If you have tasks are defined as async functions, you can use asyncio from the Python standard library to run them concurrently.

import asyncio

from prefect import flow, task

@task
async def stop_at_floor(floor: int):
    print(f"elevator moving to floor {floor}")
    await asyncio.sleep(floor)
    print(f"elevator stops on floor {floor}")

@flow
async def elevator():
    floors = list(range(10, 0, -1))
    await asyncio.gather(*[stop_at_floor(floor) for floor in floors])

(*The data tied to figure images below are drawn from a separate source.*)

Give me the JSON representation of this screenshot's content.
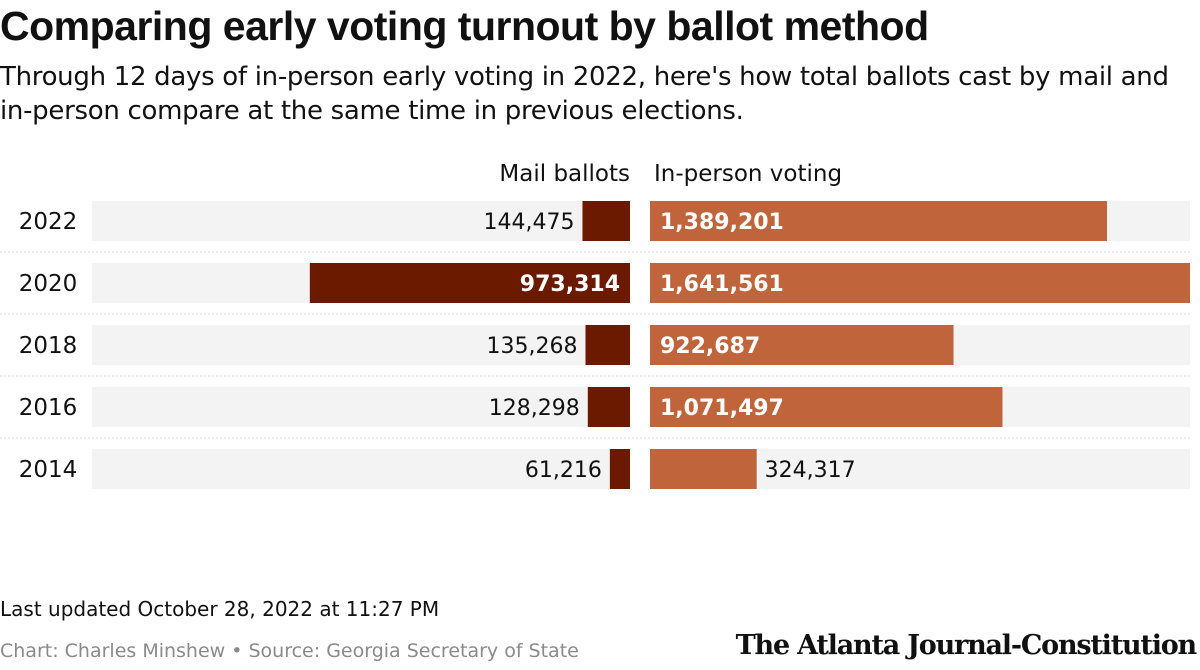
{
  "title": "Comparing early voting turnout by ballot method",
  "subtitle": "Through 12 days of in-person early voting in 2022, here's how total ballots cast by mail and in-person compare at the same time in previous elections.",
  "footer": {
    "updated": "Last updated October 28, 2022 at 11:27 PM",
    "credits": "Chart: Charles Minshew • Source: Georgia Secretary of State",
    "logo": "The Atlanta Journal-Constitution"
  },
  "colors": {
    "mail": "#6b1a00",
    "in_person": "#c0643c",
    "row_background": "#f3f3f3",
    "divider": "#d8d8d8"
  },
  "chart_data": {
    "type": "bar",
    "orientation": "horizontal",
    "layout": "diverging",
    "categories": [
      "2022",
      "2020",
      "2018",
      "2016",
      "2014"
    ],
    "series": [
      {
        "name": "Mail ballots",
        "direction": "left",
        "values": [
          144475,
          973314,
          135268,
          128298,
          61216
        ],
        "labels": [
          "144,475",
          "973,314",
          "135,268",
          "128,298",
          "61,216"
        ]
      },
      {
        "name": "In-person voting",
        "direction": "right",
        "values": [
          1389201,
          1641561,
          922687,
          1071497,
          324317
        ],
        "labels": [
          "1,389,201",
          "1,641,561",
          "922,687",
          "1,071,497",
          "324,317"
        ]
      }
    ],
    "xlim": [
      0,
      1641561
    ],
    "grid": false,
    "legend": "column headers above bars"
  }
}
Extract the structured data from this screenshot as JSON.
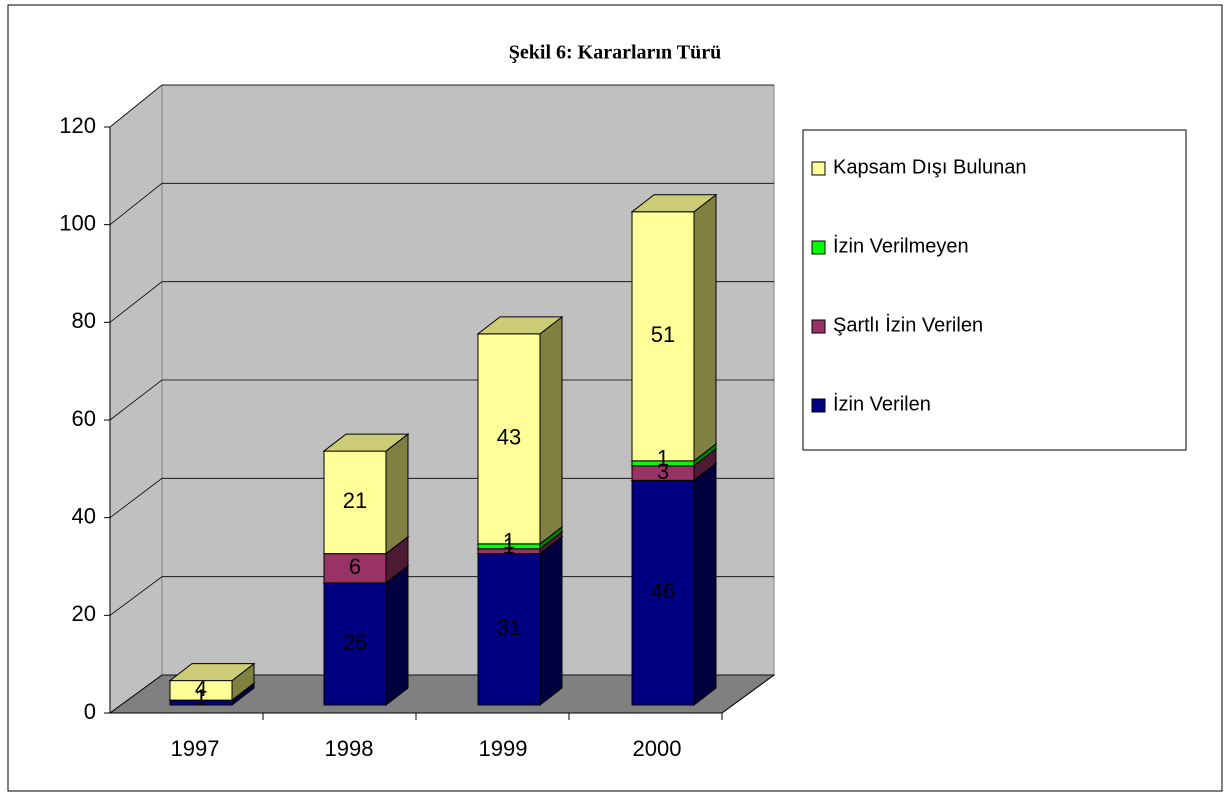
{
  "chart_data": {
    "type": "bar3d_stacked",
    "title": "Şekil 6: Kararların Türü",
    "categories": [
      "1997",
      "1998",
      "1999",
      "2000"
    ],
    "series": [
      {
        "name": "İzin Verilen",
        "color": "#000080",
        "side": "#000040",
        "top": "#3333a0",
        "values": [
          1,
          25,
          31,
          46
        ]
      },
      {
        "name": "Şartlı İzin Verilen",
        "color": "#993366",
        "side": "#4d1a33",
        "top": "#b36b8f",
        "values": [
          0,
          6,
          1,
          3
        ]
      },
      {
        "name": "İzin Verilmeyen",
        "color": "#00ff00",
        "side": "#008000",
        "top": "#66ff66",
        "values": [
          0,
          0,
          1,
          1
        ]
      },
      {
        "name": "Kapsam Dışı Bulunan",
        "color": "#ffff99",
        "side": "#808040",
        "top": "#cccc77",
        "values": [
          4,
          21,
          43,
          51
        ]
      }
    ],
    "ylim": [
      0,
      120
    ],
    "yticks": [
      0,
      20,
      40,
      60,
      80,
      100,
      120
    ],
    "grid": true,
    "legend": "right"
  }
}
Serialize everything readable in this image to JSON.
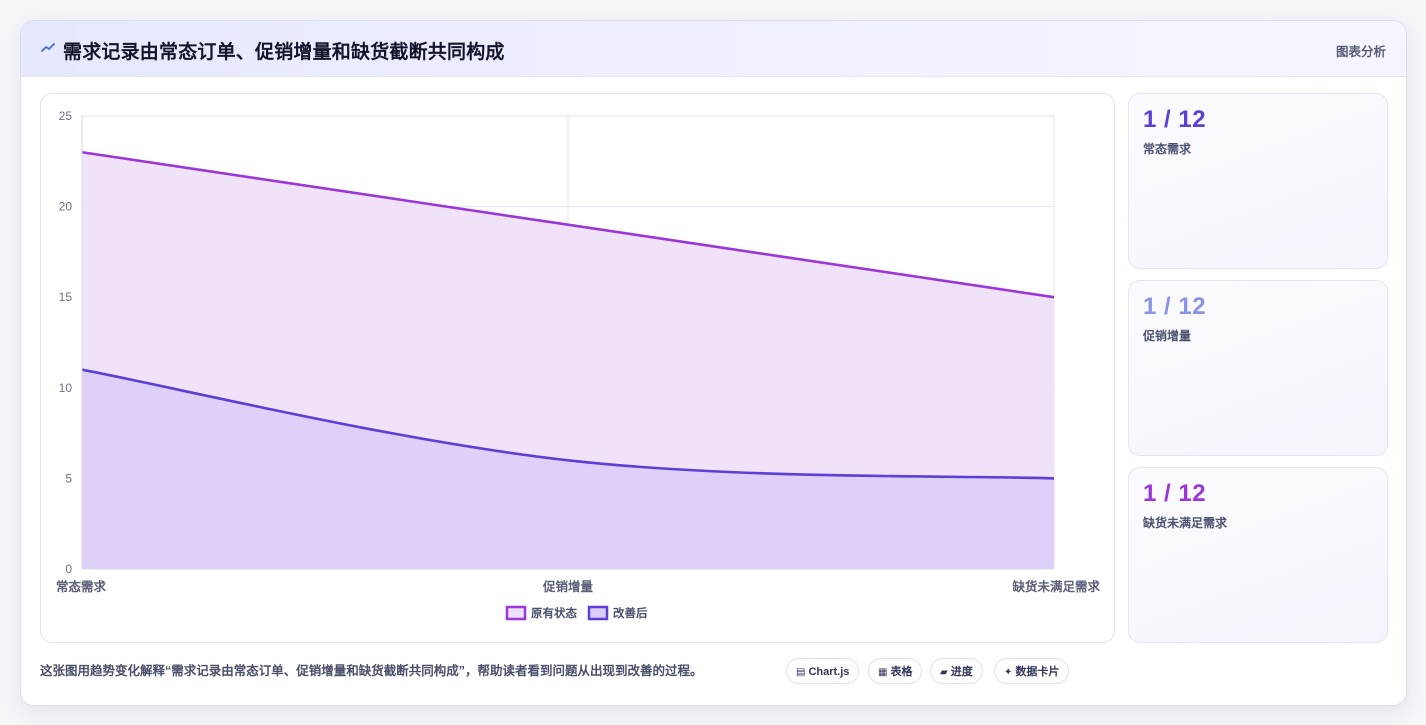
{
  "header": {
    "icon": "trend-line-icon",
    "title": "需求记录由常态订单、促销增量和缺货截断共同构成",
    "tag": "图表分析"
  },
  "stats": [
    {
      "value": "1 / 12",
      "label": "常态需求",
      "color": "#5b3fd6"
    },
    {
      "value": "1 / 12",
      "label": "促销增量",
      "color": "#8b93e6"
    },
    {
      "value": "1 / 12",
      "label": "缺货未满足需求",
      "color": "#9b36d8"
    }
  ],
  "footer": {
    "description": "这张图用趋势变化解释“需求记录由常态订单、促销增量和缺货截断共同构成”，帮助读者看到问题从出现到改善的过程。",
    "pills": [
      {
        "icon": "chart-icon",
        "glyph": "▤",
        "label": "Chart.js"
      },
      {
        "icon": "table-icon",
        "glyph": "▦",
        "label": "表格"
      },
      {
        "icon": "progress-icon",
        "glyph": "▰",
        "label": "进度"
      },
      {
        "icon": "sparkle-icon",
        "glyph": "✦",
        "label": "数据卡片"
      }
    ]
  },
  "chart_data": {
    "type": "area",
    "categories": [
      "常态需求",
      "促销增量",
      "缺货未满足需求"
    ],
    "series": [
      {
        "name": "原有状态",
        "values": [
          23,
          19,
          15
        ],
        "color": "#9b36d8",
        "fill": "#eee0f8"
      },
      {
        "name": "改善后",
        "values": [
          11,
          6,
          5
        ],
        "color": "#5b3fd6",
        "fill": "#dccdf8"
      }
    ],
    "ylim": [
      0,
      25
    ],
    "yticks": [
      0,
      5,
      10,
      15,
      20,
      25
    ],
    "grid": true,
    "legend": "bottom",
    "xlabel": "",
    "ylabel": ""
  }
}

if __name__ == "__main__":
    asyncio.run(elevator())

Real-world applications

Mapped tasks are particularly valuable in common data science and ETL workflows such as:

  1. Machine learning model evaluation: Train multiple models on multiple datasets concurrently
  2. ETL pipelines: Process multiple data sources with multiple transformations
  3. API data enrichment: Enrich multiple records with data from multiple external services

For example, imagine you want to find the best training configuration for a series of datasets, and you want to process all datasets concurrently:

import random
from dataclasses import dataclass

from prefect import flow, task
from prefect.futures import PrefectFuture, wait

@dataclass
class Dataset:
    name: str

@dataclass
class ModelConfig:
    name: str

@task(task_run_name="train on {dataset.name} with {model_config.name}")
def train_model(dataset: Dataset, model_config: ModelConfig) -> dict:
    return {
        "dataset": dataset.name,
        "model": model_config.name,
        "score": random.random(),
    }

@flow
def evaluate_models(datasets: list[Dataset], model_configs: list[ModelConfig]):
    all_futures: list[PrefectFuture[dict[str, object]]] = []
    for dataset in datasets:
        futures = train_model.map(
            dataset=dataset,
            model_config=model_configs,
        )
        all_futures.extend(futures)

    results = [future.result() for future in wait(all_futures).done]

    print(f"\nBest model: {max(results, key=lambda r: r['score'])}")

evaluate_models(
    datasets=[
        Dataset("customers"), Dataset("products"), Dataset("orders")
    ],
    model_configs=[
        ModelConfig("random_forest"), ModelConfig("gradient_boosting")
    ],
)